I understand that I'm supposed to manipulate the expression of $\lvert f(x) -L \rvert$, i.e. $\left\lvert \sqrt{x^2 – x + 3} – 3 \right\rvert$ to somehow extricate a $\lvert x- a\rvert$, i.e. $\lvert x-3 \rvert$ so that I can express $\delta$ in terms of $\varepsilon$. Here's what I've done so far, and where I've gotten stuck.
Given $\varepsilon \gt 0$, choose $\delta = \_\_\_\_$ (TBD).
Then, for $0 \lt \lvert x – 3 \rvert \lt \delta$,
\begin{align}
\lvert f(x) -L \rvert &= \left\lvert \sqrt{x^2 – x + 3} – 3 \right\rvert \\
& = \left\lvert \sqrt{x^2 – x + 3} – 3 \; \cdot \; \frac{\sqrt{x^2 – x + 3} +3}{\sqrt{x^2 – x + 3} + 3}\right\rvert \\
& = \left\lvert \frac{x^2 – x – 6}{\sqrt{x^2 – x + 3} + 3 } \right\rvert \\
& = \left\lvert\frac{(x – 3)(x+2)}{\sqrt{x^2 – x + 3} + 3 }\right\rvert \\
& \lt \frac{\delta(x – 3 + 5)}{\sqrt{x^2 – x + 3} + 3} \\
& \lt \frac{\delta(\delta + 5)}{\sqrt{x^2 – x + 3} + 3} \\
& = \; ???
\end{align}
What do I do with the denominator?

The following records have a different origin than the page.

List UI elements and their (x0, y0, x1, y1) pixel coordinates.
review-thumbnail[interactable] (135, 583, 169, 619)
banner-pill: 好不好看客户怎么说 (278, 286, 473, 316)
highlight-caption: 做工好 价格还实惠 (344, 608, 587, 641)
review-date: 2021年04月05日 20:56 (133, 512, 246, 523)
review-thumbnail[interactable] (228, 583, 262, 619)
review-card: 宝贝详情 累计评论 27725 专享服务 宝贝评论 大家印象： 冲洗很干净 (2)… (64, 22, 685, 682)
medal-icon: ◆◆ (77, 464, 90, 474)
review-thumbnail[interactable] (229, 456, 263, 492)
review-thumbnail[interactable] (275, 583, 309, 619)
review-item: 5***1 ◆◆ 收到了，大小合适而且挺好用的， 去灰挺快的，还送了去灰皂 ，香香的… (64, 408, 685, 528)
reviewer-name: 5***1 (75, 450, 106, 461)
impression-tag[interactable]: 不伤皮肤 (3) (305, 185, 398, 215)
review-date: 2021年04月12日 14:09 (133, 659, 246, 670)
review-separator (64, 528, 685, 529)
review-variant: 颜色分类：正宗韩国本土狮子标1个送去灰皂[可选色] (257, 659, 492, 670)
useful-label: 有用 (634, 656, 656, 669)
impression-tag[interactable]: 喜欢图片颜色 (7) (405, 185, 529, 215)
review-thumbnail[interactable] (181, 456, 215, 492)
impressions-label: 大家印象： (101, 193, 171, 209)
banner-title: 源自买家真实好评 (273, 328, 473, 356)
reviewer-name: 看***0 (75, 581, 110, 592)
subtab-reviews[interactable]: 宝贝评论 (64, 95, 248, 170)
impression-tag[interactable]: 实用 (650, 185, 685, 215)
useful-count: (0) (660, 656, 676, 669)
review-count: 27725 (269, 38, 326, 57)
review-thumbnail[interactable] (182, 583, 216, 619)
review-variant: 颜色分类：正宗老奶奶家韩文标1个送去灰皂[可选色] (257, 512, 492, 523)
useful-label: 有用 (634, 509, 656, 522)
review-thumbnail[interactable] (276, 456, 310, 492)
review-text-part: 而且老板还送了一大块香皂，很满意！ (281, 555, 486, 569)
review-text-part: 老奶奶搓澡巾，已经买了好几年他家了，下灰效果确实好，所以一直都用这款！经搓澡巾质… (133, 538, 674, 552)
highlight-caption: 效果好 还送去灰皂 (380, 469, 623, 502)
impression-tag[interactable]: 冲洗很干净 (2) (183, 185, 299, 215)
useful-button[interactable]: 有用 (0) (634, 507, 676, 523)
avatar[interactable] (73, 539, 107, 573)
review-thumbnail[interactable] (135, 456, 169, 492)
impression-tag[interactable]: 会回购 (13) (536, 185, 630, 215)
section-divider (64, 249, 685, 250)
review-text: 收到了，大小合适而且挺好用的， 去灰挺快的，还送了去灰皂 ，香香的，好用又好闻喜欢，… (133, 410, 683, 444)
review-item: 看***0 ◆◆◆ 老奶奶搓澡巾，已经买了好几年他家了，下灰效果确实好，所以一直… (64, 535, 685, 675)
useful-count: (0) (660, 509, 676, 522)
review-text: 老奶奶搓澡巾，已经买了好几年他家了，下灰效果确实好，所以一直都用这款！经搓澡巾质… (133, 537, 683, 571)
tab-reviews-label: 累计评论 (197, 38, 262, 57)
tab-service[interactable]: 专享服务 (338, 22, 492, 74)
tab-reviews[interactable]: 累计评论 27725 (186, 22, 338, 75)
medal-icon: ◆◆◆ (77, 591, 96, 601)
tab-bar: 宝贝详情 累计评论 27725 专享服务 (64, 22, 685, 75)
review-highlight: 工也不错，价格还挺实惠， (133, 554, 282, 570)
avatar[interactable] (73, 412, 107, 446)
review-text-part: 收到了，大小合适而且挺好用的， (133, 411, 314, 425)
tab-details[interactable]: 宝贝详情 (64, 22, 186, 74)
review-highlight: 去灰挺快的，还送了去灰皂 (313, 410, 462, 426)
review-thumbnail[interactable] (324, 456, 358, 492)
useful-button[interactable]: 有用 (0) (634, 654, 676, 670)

Or is my method incorrect from the get-go?
Best Answer
Notice that when $\delta<1$,
$$|\frac{\delta(x+2)}{\sqrt{x^2-x+3}+3}|\leq \delta|x+2|/3,$$
As the denominator is at least 3 (really we're just ensuring the square root is real). Now notice that $|x+2|\leq (|x-3|+|5|)\leq\delta+5$. So now pick $\delta$ to be small enough.